Tanggal 15 Juli 1945 diruangan gedung Chuo Sangi In yang terletak di Jalan Pejambon Jakarta berlangsung perdebatan panas. Saat itu berkumpul sekitar 62 orang anggota Badan Penyelidik Usaha Persiapan Kemerdekaan Indonesia. Mereka sedang berembuk tentang apa dan bagaimana negara yang ingin mereka dirikan. Suhu udara sidang lanjutan yang berlangsung sejak pukul 15.10 tersebut tidak melunturkan semangat bicara mereka. Terutama bagi dua orang anggota yang bernama A.R Baswedan dan Liem Koen Hian. Keduanya meradang akibat  pasal 26 dalam Rencana Undang-Undang Dasar yang sedang disusun.  Dalam pasal tersebut secara nyata dibedakan antara warga negara aseli dan bukan aseli, dan kedua anggota BPUPKI tersebut merasa terhina karena tidak dimasukan dalam katagori warga negara dari suatu bangsa yang hendak didirikan.

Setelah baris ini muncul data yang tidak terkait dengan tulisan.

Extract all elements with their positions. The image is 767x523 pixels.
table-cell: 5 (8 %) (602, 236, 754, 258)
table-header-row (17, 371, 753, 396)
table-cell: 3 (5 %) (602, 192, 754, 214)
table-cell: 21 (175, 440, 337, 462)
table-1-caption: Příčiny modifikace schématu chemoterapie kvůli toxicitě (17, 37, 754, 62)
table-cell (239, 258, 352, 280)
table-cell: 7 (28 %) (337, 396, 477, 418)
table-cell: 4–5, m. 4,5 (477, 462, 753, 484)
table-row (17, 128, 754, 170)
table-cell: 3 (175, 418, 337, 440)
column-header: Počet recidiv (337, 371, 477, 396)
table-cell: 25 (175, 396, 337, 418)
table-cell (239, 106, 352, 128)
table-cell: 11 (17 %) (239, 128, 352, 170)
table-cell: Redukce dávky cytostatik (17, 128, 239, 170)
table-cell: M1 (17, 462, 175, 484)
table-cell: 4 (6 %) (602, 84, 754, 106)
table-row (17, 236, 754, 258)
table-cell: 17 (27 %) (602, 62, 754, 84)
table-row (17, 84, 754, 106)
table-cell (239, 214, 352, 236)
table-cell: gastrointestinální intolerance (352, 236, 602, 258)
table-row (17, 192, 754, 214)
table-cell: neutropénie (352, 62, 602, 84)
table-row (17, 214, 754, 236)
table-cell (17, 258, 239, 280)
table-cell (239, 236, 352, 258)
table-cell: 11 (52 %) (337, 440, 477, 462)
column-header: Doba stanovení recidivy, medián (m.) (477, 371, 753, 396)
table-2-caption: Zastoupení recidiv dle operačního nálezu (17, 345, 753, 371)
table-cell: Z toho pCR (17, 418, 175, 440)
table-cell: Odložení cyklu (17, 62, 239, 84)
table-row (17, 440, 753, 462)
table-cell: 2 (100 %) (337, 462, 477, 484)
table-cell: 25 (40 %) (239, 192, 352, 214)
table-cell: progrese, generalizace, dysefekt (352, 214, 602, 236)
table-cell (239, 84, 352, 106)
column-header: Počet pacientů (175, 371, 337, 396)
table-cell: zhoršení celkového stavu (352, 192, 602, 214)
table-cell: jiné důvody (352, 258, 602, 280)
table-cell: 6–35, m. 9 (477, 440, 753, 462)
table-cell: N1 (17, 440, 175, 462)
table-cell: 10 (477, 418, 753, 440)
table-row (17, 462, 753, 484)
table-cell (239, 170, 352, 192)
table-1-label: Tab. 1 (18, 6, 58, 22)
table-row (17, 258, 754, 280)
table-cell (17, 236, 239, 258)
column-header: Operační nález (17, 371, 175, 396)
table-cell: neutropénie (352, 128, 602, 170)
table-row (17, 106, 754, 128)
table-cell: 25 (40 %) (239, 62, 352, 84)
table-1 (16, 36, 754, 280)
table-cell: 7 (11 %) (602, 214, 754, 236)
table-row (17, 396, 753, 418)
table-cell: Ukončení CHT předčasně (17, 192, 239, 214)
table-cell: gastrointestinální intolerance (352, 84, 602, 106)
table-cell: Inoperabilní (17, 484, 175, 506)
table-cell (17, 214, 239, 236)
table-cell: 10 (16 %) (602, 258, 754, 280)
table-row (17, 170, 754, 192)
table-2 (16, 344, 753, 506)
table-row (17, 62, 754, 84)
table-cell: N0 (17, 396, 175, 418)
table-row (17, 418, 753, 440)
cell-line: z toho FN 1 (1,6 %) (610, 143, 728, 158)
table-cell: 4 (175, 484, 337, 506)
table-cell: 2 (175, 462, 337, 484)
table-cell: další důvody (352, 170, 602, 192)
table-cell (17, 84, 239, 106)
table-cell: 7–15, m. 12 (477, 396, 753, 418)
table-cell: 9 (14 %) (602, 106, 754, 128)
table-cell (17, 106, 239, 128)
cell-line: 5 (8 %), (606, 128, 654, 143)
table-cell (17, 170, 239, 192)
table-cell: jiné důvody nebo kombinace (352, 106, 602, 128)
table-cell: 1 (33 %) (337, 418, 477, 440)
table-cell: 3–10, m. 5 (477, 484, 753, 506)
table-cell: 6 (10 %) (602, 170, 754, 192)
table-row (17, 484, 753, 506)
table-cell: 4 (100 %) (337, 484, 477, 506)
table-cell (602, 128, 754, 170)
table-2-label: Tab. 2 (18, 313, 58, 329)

Mereka merasa sebagai bangsa Indonesia walau menyandang nama asing. Karena sidang tetap mengesahkan ketentuan pasal tersebut maka esok harinya Liem Koen Hian membuat surat pengunduran diri dari keanggotaan BPUPKI. Katanya “ Dengan diterima baiknya Bab IX pasal 26 dari rancangan oendang oendang dasar, maka status dari saya dan orang yang bukan bangsa Indonesia aseli adalah status dari orang asing ………….. dan sebagai itu tidak selayaknya saya turut duduk dalam BPUPKI ……”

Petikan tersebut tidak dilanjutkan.